CHAPTER Twenty-Two
SHIVANI
SHIVANI APERJEET STOOD IN A HOT KITCHEN GRATING CARROTS to make gajar ka halva for her oldest son’s birthday. Vijay, who would be forty-three—forty-three!—had not asked her to make halva, but she remembered how he always put his fingers in it, plucking out the cashews and all the golden raisins.
Shivani wiped her forehead with the loose end of her fuchsia sari. The young ones, the grandchildren—although none of them were Vijay’s kids, which was not right, he was forty-three!—would turn up their noses and complain that this was not “real” pudding. Whoever told them halva was pudding? Shivani kept on grating, the juicy, orange mound growing before her. She remembered who. Rita. Vijay’s wife.
Shivani snagged her knuckles on the grater. Not his wife. Not now. She couldn’t get used to saying “ex-wife.” Forty-three! He was forty-three and left a marriage just like that, the way a person might toss out rattan furniture that wasps had burrowed into.
She sucked the coin taste of her bloody knuckles and pictured Vijay scolding her for using the metal grater. “Mom,” he would say, “why don’t you use the food processor we bought you?”
Shivani picked up the last carrot and grated it down to a quarter-thin nub. She didn’t want to use a machine. She didn’t want it to be easy.
She scooped up the slick, orange gratings and plopped them into the gallon of whole milk waiting in the stockpot. She turned on the flame, lowered it to a hint of blue, then put her hands on top of the empty gallon jug. A marriage did not come with an expiration date like this gallon of milk. The idea was as foreign to her as the gas flame she could turn on twenty-four hours a day when she first came here.
The milk had already turned pale orange as Shivani wiped her forehead and under her eyes again. Now she must stir the halva for an hour or more, until the carrots drank up nearly all the milk. She remembered Rita’s wide eyes. “An hour? No wonder this is never on the menu at Indian restaurants,” she said. “It’s too labor intensive.” As if that were a bad thing. A reason not to make it. “If we turned up the heat, we could speed it up, right?”
Wrong. If you turned up the heat, you would scorch the milk on the bottom. Even if you peeled off the black strips, that ashy charred taste would remain. No. You must be patient. You must tend to the stockpot while the milk simmered and the carrots swelled over the low flame.
Shivani sighed. She’d been married by the time she was twenty. She knew her children were embarrassed to talk about their parents’ arranged marriage. Shivani had known that would not be the path for her sons or even her daughter. She’d been happy for them, with their choices.

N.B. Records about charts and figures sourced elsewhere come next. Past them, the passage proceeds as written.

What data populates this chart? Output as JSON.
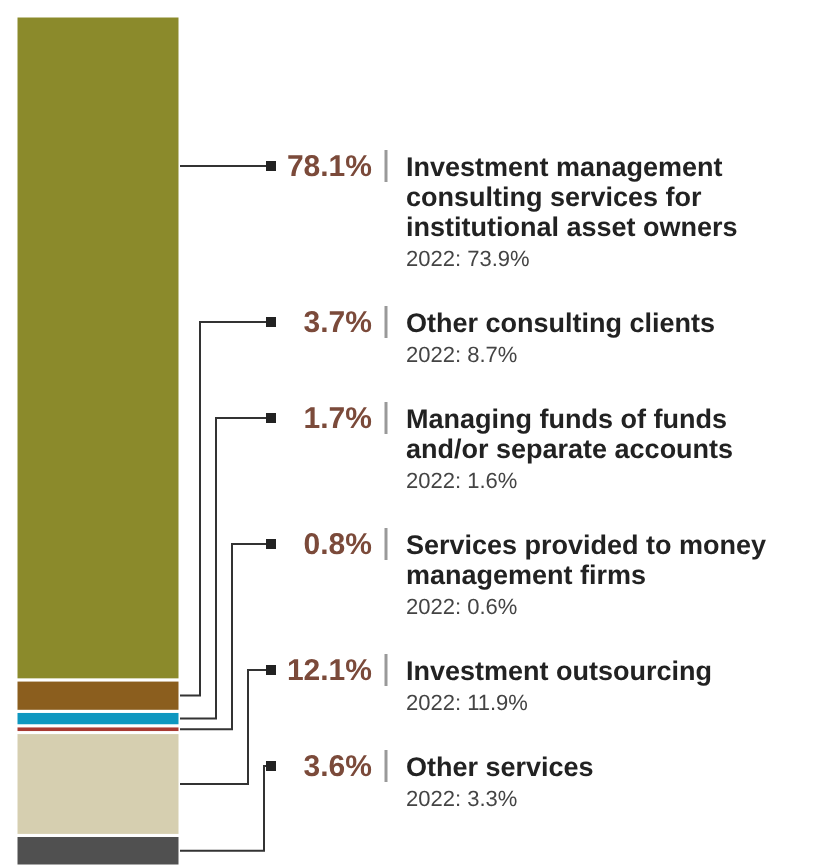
{
  "chart_data": {
    "type": "bar",
    "stacked": true,
    "categories": [
      null
    ],
    "series": [
      {
        "name": "Other services",
        "color": "#505050",
        "values": [
          3.6
        ],
        "value_labels": [
          "3.6%"
        ]
      },
      {
        "name": "Investment outsourcing",
        "color": "#d6cfb0",
        "values": [
          12.1
        ],
        "value_labels": [
          "12.1%"
        ]
      },
      {
        "name": "Services provided to money management firms",
        "color": "#a83a32",
        "values": [
          0.8
        ],
        "value_labels": [
          "0.8%"
        ]
      },
      {
        "name": "Managing funds of funds and/or separate accounts",
        "color": "#0e97c0",
        "values": [
          1.7
        ],
        "value_labels": [
          "1.7%"
        ]
      },
      {
        "name": "Other consulting clients",
        "color": "#8b5e1e",
        "values": [
          3.7
        ],
        "value_labels": [
          "3.7%"
        ]
      },
      {
        "name": "Investment management consulting services for institutional asset owners",
        "color": "#8b8a2b",
        "values": [
          78.1
        ],
        "value_labels": [
          "78.1%"
        ]
      }
    ],
    "ylim": [
      0,
      100
    ],
    "annotations": [
      "2022: 3.3%",
      "2022: 11.9%",
      "2022: 0.6%",
      "2022: 1.6%",
      "2022: 8.7%",
      "2022: 73.9%"
    ]
  }
}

But their freedom had not done them any good. For all their choices, for all their “practice”—Vijay and Rita had shared a home before the wedding—it had not protected or prepared them. Only Asheev was married now. Kinnari was thirty-five! She claimed there were no good men but was outraged when Shivani had offered to arrange some meetings with sons of their friends.
Shivani dropped eight cardamom pods into the orange milk. “I will marry for love,” all of her children had declared. Did they think she hadn’t? She and Lalit had love. But they loved the marriage as something far greater than just either one of them. She had not known what to say when Vijay told her of Rita, “This just isn’t working. We don’t make each other happy.”
“Well, you must begin to,” Shivani had told him, bewildered. Her son was an intelligent man!
Shivani would take more of this halva to Camden. It was she who would eat it, even cold from the refrigerator. It was she who had eaten it always, even during that nonsense in high school when she’d whittled herself down to the bones of a beggar child.
Camden Anderson without a husband. Shivani stirred and knew the wish in her heart.
Shivani and Caroline had wished for it back in the college days. Even Lalit didn’t mind the idea of their pale dark-haired children. They suited each other. And they were friends, which is what mattered beyond all else. “I will marry for love,” they’d all declared.
She snorted. Couldn’t they see the deep love, the enduring love, the real love that was already there? Ah, these movies that gave them such ridiculous notions of romance!
She stirred the thickening milk, now a rich, reddish color. Her back ached from standing, but there was still much time to go before she could melt the ghee in a skillet and brown the cashews.
Lalit came into the kitchen. She took in his white temples, the hair that grew so abundantly from his ears, the owlish look to his eyes behind such thick glasses. “Ahh, halva,” he said. He stood beside her and kneaded the small of her back, that open patch between the bottom of her shirt and the top of her petticoat, just where she ached. Shivani leaned into his touch.
“This will be good,” Lalit said, with certainty.
“It is good,” Shivani said. She turned her sweaty face up to his and kissed him.